Nach Informationen des "Spiegel" handelt es sich bei dem Ausgewiesenen um den Führungsoffizier der mutmaßlichen Spionin, den stellvertretenden Militärattaché der Botschaft. Die Frau soll ihre gesammelten Informationen zum Ukraine-Krieg an ihren Kontaktmann in der russischen Botschaft weitergegeben haben.

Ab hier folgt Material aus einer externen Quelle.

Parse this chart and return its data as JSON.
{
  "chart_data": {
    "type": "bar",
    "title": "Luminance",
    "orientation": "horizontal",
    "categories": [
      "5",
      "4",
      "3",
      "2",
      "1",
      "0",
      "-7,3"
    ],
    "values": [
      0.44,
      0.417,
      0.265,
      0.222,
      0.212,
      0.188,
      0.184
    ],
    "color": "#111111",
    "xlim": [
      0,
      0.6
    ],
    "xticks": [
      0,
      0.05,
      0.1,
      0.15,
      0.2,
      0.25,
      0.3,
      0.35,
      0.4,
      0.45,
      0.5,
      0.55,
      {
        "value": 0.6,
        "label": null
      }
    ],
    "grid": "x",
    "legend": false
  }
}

"Spionage in Deutschland toleriert die Bundesregierung nicht - erst recht nicht unter dem Deckmantel des Diplomatenstatus", teilte das Auswärtige Amt mit. Daher sei der Botschafter einbestellt und über die Ausweisung informiert worden.
Ilona W. wird nach Angaben der Bundesanwaltschaft vorgeworfen, für einen Geheimdienst einer fremden Macht tätig gewesen zu sein. Sie sollte dem Ermittlungsrichter des Bundesgerichtshofs zur Entscheidung über die Untersuchungshaft vorgeführt werden.
W. soll spätestens seit November 2023 geheimdienstliche Kontakte in die russische Botschaft in Berlin unterhalten haben. Zwei frühere Mitarbeiter der Bundeswehr stehen im Verdacht, ihr dienstliche Informationen gegeben zu haben.